When you first meet with an estate planning lawyer in Florida, you and your attorney will likely talk about creating a last will and testament. Wills are essential pieces of every estate plan, and give you some significant benefits. While your lawyer will give you detailed advice on what you need to do to create your will and the types of choices you will need to make when you do so, here are several tips you might want to keep in mind.
Tip 1. Consider your last will as one piece of a broader inheritance plan.
When people first go to talk to an estate planning attorney, they often go into the meeting with certain assumptions that may not be correct. One of these assumptions is the idea that you will only use your last will and testament to distribute inheritances. While this is correct, your tool will only be a single part of your overall inheritance plan. In fact, there are other tools you will likely create that you will probably use as the primary method through which you distribute inheritances.
Tip 2. Consider who will be around when you are not.
Another key part of creating a last will and testament is choosing someone to act as the executor of your estate. Your executor will have a lot of responsibility when it comes to managing your estate and making sure your wishes are carried out. Even though the executor will likely be advised by an experienced probate and estate planning lawyer, the executor will still need to be a responsible, capable person.
So, when you choose an executor in your last will and testament, you will want to make sure that you choose someone who will be there when the time comes to begin managing the estate.
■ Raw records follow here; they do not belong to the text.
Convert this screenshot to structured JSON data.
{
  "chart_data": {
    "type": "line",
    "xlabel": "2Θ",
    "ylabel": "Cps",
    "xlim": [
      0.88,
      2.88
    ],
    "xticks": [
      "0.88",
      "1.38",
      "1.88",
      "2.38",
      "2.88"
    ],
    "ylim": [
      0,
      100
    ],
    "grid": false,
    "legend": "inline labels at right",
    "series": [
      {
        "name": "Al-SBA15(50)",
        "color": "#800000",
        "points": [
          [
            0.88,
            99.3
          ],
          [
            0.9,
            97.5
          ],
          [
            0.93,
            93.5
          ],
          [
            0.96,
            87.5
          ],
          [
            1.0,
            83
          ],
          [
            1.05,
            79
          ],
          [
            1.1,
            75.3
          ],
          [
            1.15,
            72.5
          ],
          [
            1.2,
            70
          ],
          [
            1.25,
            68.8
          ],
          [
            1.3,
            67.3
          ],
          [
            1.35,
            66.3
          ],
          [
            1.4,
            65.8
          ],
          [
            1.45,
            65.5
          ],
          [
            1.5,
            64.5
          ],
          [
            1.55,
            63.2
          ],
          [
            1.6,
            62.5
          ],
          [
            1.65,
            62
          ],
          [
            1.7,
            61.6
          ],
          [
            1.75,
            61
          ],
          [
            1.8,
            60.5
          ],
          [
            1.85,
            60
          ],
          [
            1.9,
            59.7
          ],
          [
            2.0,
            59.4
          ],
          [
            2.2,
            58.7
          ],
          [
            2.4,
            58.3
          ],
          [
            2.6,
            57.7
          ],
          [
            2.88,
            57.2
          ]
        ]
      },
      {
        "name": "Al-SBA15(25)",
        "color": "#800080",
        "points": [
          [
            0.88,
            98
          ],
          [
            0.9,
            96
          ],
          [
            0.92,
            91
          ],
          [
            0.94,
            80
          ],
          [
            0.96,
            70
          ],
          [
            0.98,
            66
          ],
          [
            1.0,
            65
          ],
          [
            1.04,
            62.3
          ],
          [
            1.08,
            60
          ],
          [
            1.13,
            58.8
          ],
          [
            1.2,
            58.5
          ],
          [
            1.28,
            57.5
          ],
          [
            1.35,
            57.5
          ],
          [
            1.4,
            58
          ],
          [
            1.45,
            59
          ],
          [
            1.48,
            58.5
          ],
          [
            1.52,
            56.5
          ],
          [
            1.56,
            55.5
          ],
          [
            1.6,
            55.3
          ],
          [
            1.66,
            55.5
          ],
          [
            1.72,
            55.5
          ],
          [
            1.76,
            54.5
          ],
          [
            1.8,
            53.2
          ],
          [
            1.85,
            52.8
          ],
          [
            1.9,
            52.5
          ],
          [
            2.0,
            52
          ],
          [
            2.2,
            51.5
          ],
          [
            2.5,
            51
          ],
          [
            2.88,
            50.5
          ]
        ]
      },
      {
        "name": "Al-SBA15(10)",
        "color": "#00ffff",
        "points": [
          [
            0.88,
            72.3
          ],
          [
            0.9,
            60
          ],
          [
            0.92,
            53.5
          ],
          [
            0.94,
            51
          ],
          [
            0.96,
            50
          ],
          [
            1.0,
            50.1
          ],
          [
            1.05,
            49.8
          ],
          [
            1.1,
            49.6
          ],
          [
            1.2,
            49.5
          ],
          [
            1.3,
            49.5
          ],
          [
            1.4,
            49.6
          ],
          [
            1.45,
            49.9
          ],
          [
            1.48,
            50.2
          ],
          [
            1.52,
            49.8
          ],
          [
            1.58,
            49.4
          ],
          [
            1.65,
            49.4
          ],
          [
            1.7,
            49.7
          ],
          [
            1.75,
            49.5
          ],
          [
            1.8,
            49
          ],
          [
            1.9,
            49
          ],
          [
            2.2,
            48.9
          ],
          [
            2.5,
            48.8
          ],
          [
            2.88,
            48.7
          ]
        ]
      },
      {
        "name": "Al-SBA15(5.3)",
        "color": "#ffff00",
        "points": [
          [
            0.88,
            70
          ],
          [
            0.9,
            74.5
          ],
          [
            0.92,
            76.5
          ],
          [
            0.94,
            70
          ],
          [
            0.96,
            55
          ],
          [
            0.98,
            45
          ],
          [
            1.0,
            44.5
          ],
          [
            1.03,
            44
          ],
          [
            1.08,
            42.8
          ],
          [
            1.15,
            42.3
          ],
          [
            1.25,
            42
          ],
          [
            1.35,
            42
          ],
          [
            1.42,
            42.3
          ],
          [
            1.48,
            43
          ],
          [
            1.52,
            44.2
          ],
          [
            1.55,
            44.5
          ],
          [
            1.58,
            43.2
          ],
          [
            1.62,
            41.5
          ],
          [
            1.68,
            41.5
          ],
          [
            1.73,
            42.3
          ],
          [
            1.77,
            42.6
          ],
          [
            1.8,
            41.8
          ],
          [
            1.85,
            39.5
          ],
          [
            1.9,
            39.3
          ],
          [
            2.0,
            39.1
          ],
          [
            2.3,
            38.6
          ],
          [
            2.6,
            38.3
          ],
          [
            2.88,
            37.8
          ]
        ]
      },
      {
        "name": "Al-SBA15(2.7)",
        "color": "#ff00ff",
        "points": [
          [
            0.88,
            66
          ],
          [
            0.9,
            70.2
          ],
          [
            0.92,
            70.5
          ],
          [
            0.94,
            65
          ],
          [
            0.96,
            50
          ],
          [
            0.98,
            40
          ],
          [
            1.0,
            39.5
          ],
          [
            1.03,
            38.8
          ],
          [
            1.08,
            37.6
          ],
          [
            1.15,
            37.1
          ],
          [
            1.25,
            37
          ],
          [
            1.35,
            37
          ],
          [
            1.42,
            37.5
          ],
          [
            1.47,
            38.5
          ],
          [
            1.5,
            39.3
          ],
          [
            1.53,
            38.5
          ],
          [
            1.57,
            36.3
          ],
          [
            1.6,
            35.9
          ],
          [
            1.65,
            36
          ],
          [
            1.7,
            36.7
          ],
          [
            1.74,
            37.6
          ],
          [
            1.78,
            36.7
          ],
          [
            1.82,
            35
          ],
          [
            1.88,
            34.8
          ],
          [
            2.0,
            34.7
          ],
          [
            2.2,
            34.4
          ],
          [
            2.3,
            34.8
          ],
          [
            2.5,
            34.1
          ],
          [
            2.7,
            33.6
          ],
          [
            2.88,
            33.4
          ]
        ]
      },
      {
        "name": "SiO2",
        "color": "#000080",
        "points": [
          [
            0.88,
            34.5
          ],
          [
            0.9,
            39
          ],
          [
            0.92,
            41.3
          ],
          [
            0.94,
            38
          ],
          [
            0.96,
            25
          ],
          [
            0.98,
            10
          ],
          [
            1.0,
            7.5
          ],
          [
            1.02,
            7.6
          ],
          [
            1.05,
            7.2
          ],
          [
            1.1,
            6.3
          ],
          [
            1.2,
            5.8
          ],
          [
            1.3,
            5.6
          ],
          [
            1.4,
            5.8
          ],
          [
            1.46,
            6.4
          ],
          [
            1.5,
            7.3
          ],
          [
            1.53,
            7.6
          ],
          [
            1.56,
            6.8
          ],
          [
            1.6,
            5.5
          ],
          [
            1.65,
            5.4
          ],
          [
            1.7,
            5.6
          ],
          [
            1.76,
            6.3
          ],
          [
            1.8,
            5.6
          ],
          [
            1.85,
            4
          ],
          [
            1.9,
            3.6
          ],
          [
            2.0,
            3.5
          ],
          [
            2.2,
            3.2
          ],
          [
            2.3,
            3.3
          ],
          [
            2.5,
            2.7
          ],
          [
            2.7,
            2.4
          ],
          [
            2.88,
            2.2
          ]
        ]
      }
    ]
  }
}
In other words, you should be prepared to choose someone who is young enough to still be capable when needed.
Tip 3. Don’t presume that family will be the best choice.
Creating a will requires you to not only choose an executor, but, if you are a parent of a young child, you will also need to choose a guardian. When most people choose an executor or guardian, they typically choose someone in their family. Whether it’s a sibling, parent, or even more distant relative, choosing a family member to act in these positions of responsibility is a natural choice.
Though family choices are, in most circumstances, prudent, you shouldn’t automatically assume that only family will do. In some situations, you might want to look outside of the family when selecting a guardian or an executor. Matching the qualities you are looking for with the qualities of the person you are considering is essential whenever you choose someone to take on a position of responsibility.